Please REGISTER for the Zoom link here.
Our panel discussion, jointly organised by the Vienna Institute for International Economic Studies (wiiw) and the International Institute for Peace (IIP), will address two main issues. First, we will discuss the background to the current momentous events, and consider how likely they are to lead to a change in political regime in Iran. Second, we will address the potential consequences of such a revolution at the centerpiece of the discussion.
Moderator: Stephanie Fenkart is Director of the International Institute for Peace (IIP) since 2016. She has an MA in Development Studies from the University of Vienna and an MA in Human Rights from the Danube University, Krems. She is furthermore a member of the Advisory Committee for Strategy and Security Policy of the Scientific Commission at the Austrian Armed Forces (BMLV). She is also a board member of the NGO Committee for Peace, Vienna.
Sara Bazoobandi is a Marie Curie Fellow at the Institute for Middle East Studies, German Institute for Global and Area Studies in Hamburg. She is also a nonresident senior fellow at the Atlantic Council, nonresident fellow at the Arab Gulf States Institute in Washington, and an associate research fellow at Italian Institute for International Political Studies.
Ali Fathollah-Nejad is a German–Iranian political scientist focusing on Iran, the Middle East, and the post-unipolar world order. He is an Associate Fellow with the American University of Beirut’s Issam Fares Institute for Public Policy and International Affairs (AUB-IFI), where he publishes a monthly brief entitled Iran in Focus.
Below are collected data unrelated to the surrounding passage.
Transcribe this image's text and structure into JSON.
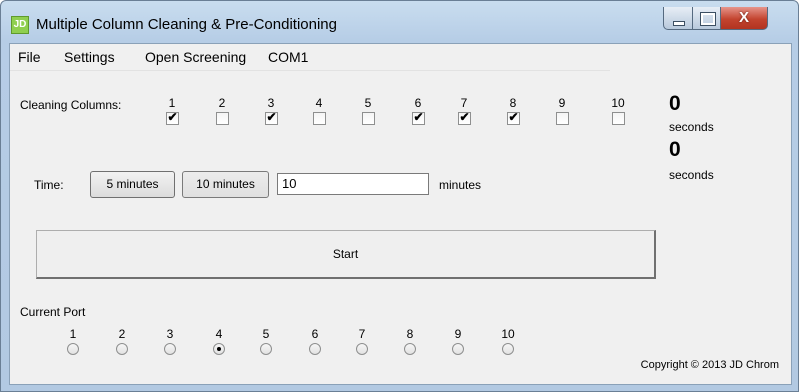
{
  "window": {
    "title": "Multiple Column Cleaning & Pre-Conditioning",
    "icon_text": "JD",
    "controls": {
      "close_glyph": "X"
    }
  },
  "menu": {
    "items": [
      "File",
      "Settings",
      "Open Screening",
      "COM1"
    ]
  },
  "cleaning": {
    "label": "Cleaning Columns:",
    "columns": [
      {
        "label": "1",
        "checked": true
      },
      {
        "label": "2",
        "checked": false
      },
      {
        "label": "3",
        "checked": true
      },
      {
        "label": "4",
        "checked": false
      },
      {
        "label": "5",
        "checked": false
      },
      {
        "label": "6",
        "checked": true
      },
      {
        "label": "7",
        "checked": true
      },
      {
        "label": "8",
        "checked": true
      },
      {
        "label": "9",
        "checked": false
      },
      {
        "label": "10",
        "checked": false
      }
    ]
  },
  "timers": {
    "first_value": "0",
    "first_unit": "seconds",
    "second_value": "0",
    "second_unit": "seconds"
  },
  "time": {
    "label": "Time:",
    "btn_5": "5 minutes",
    "btn_10": "10 minutes",
    "value": "10",
    "unit": "minutes"
  },
  "start_label": "Start",
  "port": {
    "label": "Current Port",
    "options": [
      "1",
      "2",
      "3",
      "4",
      "5",
      "6",
      "7",
      "8",
      "9",
      "10"
    ],
    "selected": "4"
  },
  "copyright": "Copyright © 2013 JD Chrom"
}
He is the author of a 60-page Brookings study entitled "The Islamic Republic of Iran Four Decades On: The 2017/18 Protests Amid a Triple Crisis", where he suggested the start of a long-term revolutionary process in Iran.
Heinz Gärtner is a lecturer in the Department of Political Science at University of Vienna and at Danube University. He was academic director of the Austrian Institute for International Affairs. He has held various Fulbright Fellowships and the Austrian Chair at Stanford University. He was Austrian Marshall Plan Foundation Fellow at the Johns Hopkins University in Washington DC. Gärtner also chairs the Strategy and Security advisory board of the Austrian Armed Forces and the Advisory Board of the International Institute for Peace (IIP) in Vienna. He has published widely on international security, nuclear non-proliferation and disarmament, US foreign policy, geopolitics, Iran, and the Middle East.
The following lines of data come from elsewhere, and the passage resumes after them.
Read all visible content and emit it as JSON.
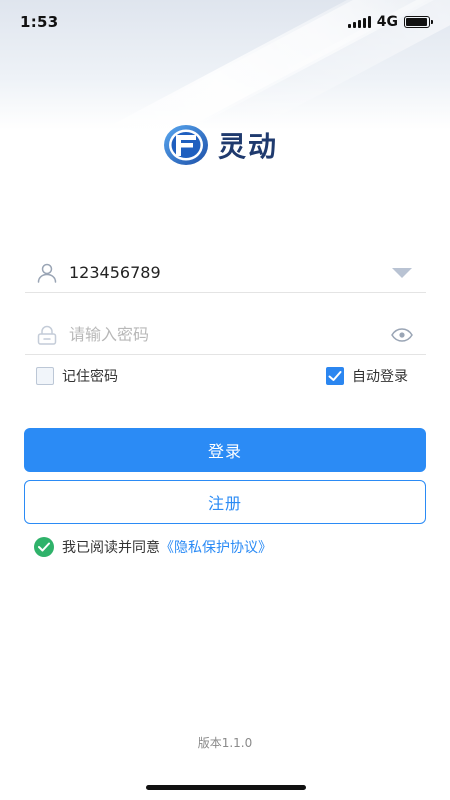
{
  "status_bar": {
    "time": "1:53",
    "network": "4G",
    "battery_level": 0.95
  },
  "brand": {
    "name": "灵动",
    "logo_icon": "lingdong-logo-icon",
    "primary_color": "#2b8bf5",
    "logo_color": "#1f3a6e"
  },
  "form": {
    "username": {
      "value": "123456789",
      "icon": "user-icon",
      "trailing_icon": "dropdown-triangle-icon"
    },
    "password": {
      "placeholder": "请输入密码",
      "value": "",
      "icon": "lock-icon",
      "trailing_icon": "eye-icon"
    },
    "remember_password": {
      "label": "记住密码",
      "checked": false
    },
    "auto_login": {
      "label": "自动登录",
      "checked": true
    }
  },
  "buttons": {
    "login_label": "登录",
    "register_label": "注册"
  },
  "agreement": {
    "prefix": "我已阅读并同意",
    "link": "《隐私保护协议》",
    "checked": true,
    "check_color": "#2fb26a"
  },
  "footer": {
    "version": "版本1.1.0"
  }
}
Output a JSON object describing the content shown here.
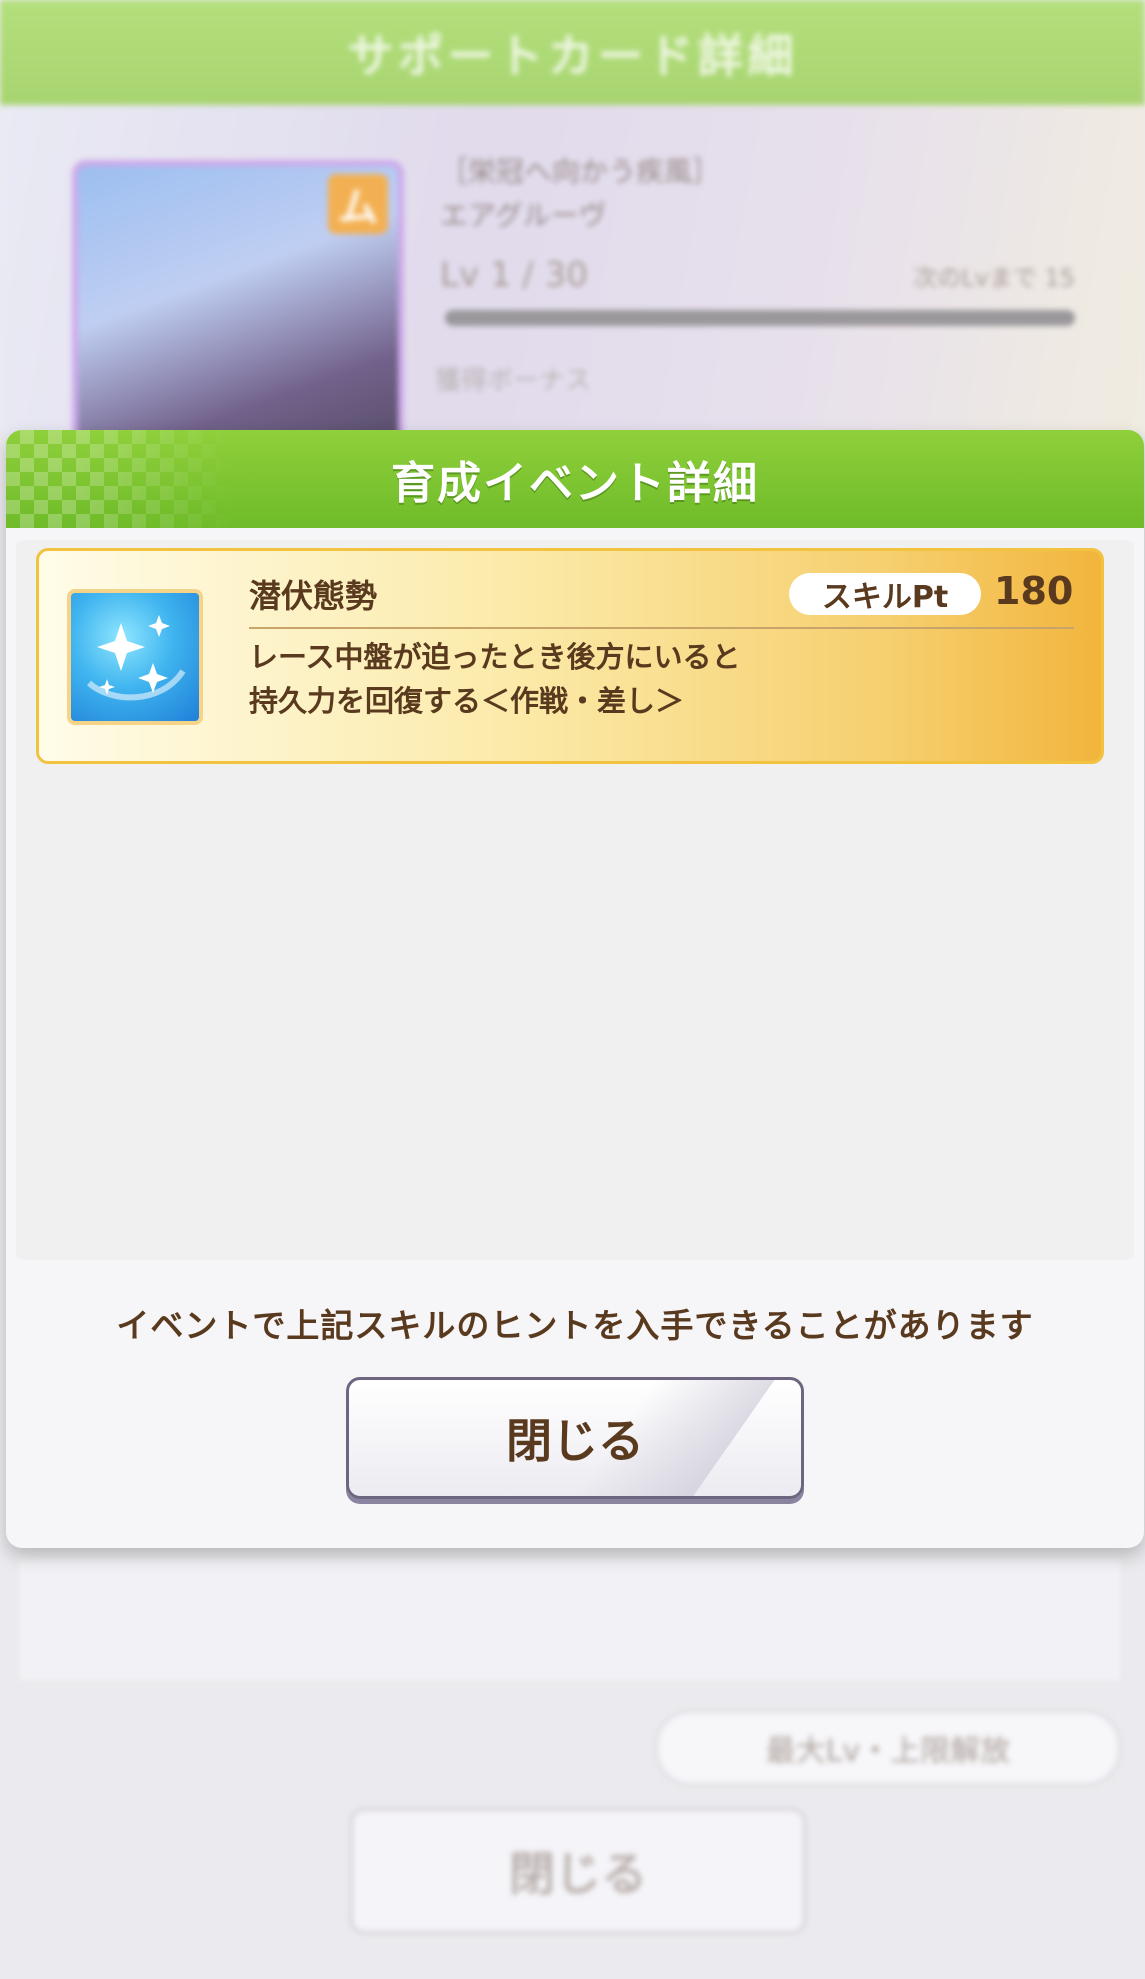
{
  "background": {
    "header_title": "サポートカード詳細",
    "card": {
      "badge": "ム",
      "name_lines": [
        "［栄冠へ向かう疾風］",
        "エアグルーヴ"
      ],
      "level": "Lv 1 / 30",
      "level_note": "次のLvまで 15",
      "sub_label": "獲得ボーナス"
    },
    "limit_button": "最大Lv・上限解放",
    "close_button": "閉じる"
  },
  "modal": {
    "title": "育成イベント詳細",
    "skill": {
      "name": "潜伏態勢",
      "pt_label": "スキルPt",
      "pt_value": "180",
      "description_lines": [
        "レース中盤が迫ったとき後方にいると",
        "持久力を回復する＜作戦・差し＞"
      ],
      "icon": "sparkle-recovery-icon"
    },
    "note": "イベントで上記スキルのヒントを入手できることがあります",
    "close_button": "閉じる"
  },
  "colors": {
    "header_green": "#7cc532",
    "text_brown": "#5a3a1e",
    "skill_gold": "#f2b53d"
  }
}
Mahdi Ghodsi is Economist at wiiw. His research focuses on international trade, international trade policy, non-tariff measures, industrial policy, foreign direct investment, global value chains, environmental technologies and innovation, political economy of sanctions, and the Iran economy. He is a member of the editorial board of International Economics. He holds a Ph.D. in economics from Università Cattolica del Sacro Cuore - Sede di Milano and a second Ph.D. in international economics from the Faculty of Economic Sciences, University of Warsaw.